Travail pendant un arrêt maladie : introduction du préjudice nécessaire
1. Le principe : certains manquements de l’employeur causent automatiquement un préjudice
Depuis 2016, la jurisprudence exige en principe que le salarié prouve le préjudice causé par un manquement de l’employeur.
Mais la Cour de cassation maintient une liste d’exceptions dans lesquelles le préjudice est nécessairement caractérisé, notamment en matière :
- de dépassement de la durée maximale hebdomadaire (art. L. 3121-20) ;
- de non-respect du repos quotidien (art. L. 3131-1) ;
- et, comme ici, de travail imposé pendant un arrêt maladie.

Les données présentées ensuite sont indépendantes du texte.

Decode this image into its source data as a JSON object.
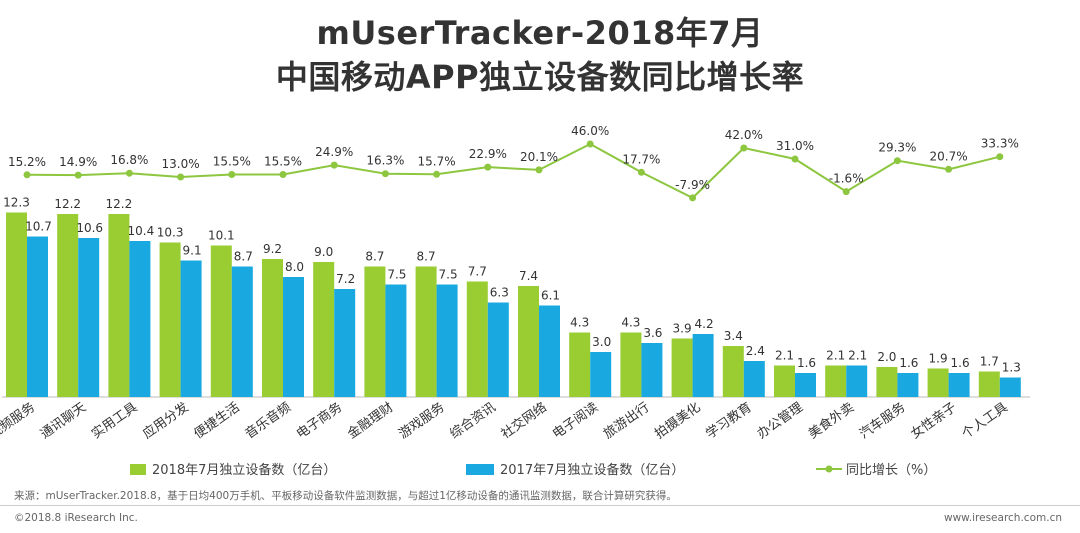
{
  "title_line1": "mUserTracker-2018年7月",
  "title_line2": "中国移动APP独立设备数同比增长率",
  "chart_data": {
    "type": "bar",
    "categories": [
      "视频服务",
      "通讯聊天",
      "实用工具",
      "应用分发",
      "便捷生活",
      "音乐音频",
      "电子商务",
      "金融理财",
      "游戏服务",
      "综合资讯",
      "社交网络",
      "电子阅读",
      "旅游出行",
      "拍摄美化",
      "学习教育",
      "办公管理",
      "美食外卖",
      "汽车服务",
      "女性亲子",
      "个人工具"
    ],
    "series": [
      {
        "name": "2018年7月独立设备数（亿台）",
        "color": "#9ACD32",
        "values": [
          12.3,
          12.2,
          12.2,
          10.3,
          10.1,
          9.2,
          9.0,
          8.7,
          8.7,
          7.7,
          7.4,
          4.3,
          4.3,
          3.9,
          3.4,
          2.1,
          2.1,
          2.0,
          1.9,
          1.7
        ],
        "labels": [
          "12.3",
          "12.2",
          "12.2",
          "10.3",
          "10.1",
          "9.2",
          "9.0",
          "8.7",
          "8.7",
          "7.7",
          "7.4",
          "4.3",
          "4.3",
          "3.9",
          "3.4",
          "2.1",
          "2.1",
          "2.0",
          "1.9",
          "1.7"
        ]
      },
      {
        "name": "2017年7月独立设备数（亿台）",
        "color": "#19A9E0",
        "values": [
          10.7,
          10.6,
          10.4,
          9.1,
          8.7,
          8.0,
          7.2,
          7.5,
          7.5,
          6.3,
          6.1,
          3.0,
          3.6,
          4.2,
          2.4,
          1.6,
          2.1,
          1.6,
          1.6,
          1.3
        ],
        "labels": [
          "10.7",
          "10.6",
          "10.4",
          "9.1",
          "8.7",
          "8.0",
          "7.2",
          "7.5",
          "7.5",
          "6.3",
          "6.1",
          "3.0",
          "3.6",
          "4.2",
          "2.4",
          "1.6",
          "2.1",
          "1.6",
          "1.6",
          "1.3"
        ]
      },
      {
        "name": "同比增长（%）",
        "color": "#8DC63F",
        "type": "line",
        "values": [
          15.2,
          14.9,
          16.8,
          13.0,
          15.5,
          15.5,
          24.9,
          16.3,
          15.7,
          22.9,
          20.1,
          46.0,
          17.7,
          -7.9,
          42.0,
          31.0,
          -1.6,
          29.3,
          20.7,
          33.3
        ],
        "labels": [
          "15.2%",
          "14.9%",
          "16.8%",
          "13.0%",
          "15.5%",
          "15.5%",
          "24.9%",
          "16.3%",
          "15.7%",
          "22.9%",
          "20.1%",
          "46.0%",
          "17.7%",
          "-7.9%",
          "42.0%",
          "31.0%",
          "-1.6%",
          "29.3%",
          "20.7%",
          "33.3%"
        ]
      }
    ],
    "ylim": [
      0,
      14
    ],
    "ylim_growth": [
      -40,
      80
    ]
  },
  "footer": {
    "source": "来源：mUserTracker.2018.8，基于日均400万手机、平板移动设备软件监测数据，与超过1亿移动设备的通讯监测数据，联合计算研究获得。",
    "copyright": "©2018.8 iResearch Inc.",
    "website": "www.iresearch.com.cn"
  }
}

Dans un arrêt du 19 novembre 2025, la Cour confirme que faire travailler un salarié pendant un arrêt maladie ouvre droit à réparation automatique, sans que le salarié ait à démontrer avoir subi un dommage.
2. Le litige : un salarié sollicité à de multiples reprises pendant son arrêt maladie
Le salarié, en arrêt de travail du 21 janvier au 27 avril 2020, reçoit :
- des SMS,
- des emails,
- des sollicitations récurrentes,
sur des sujets excédant la simple transmission d’informations :
relations commerciales, suivi de négociations, aspects financiers…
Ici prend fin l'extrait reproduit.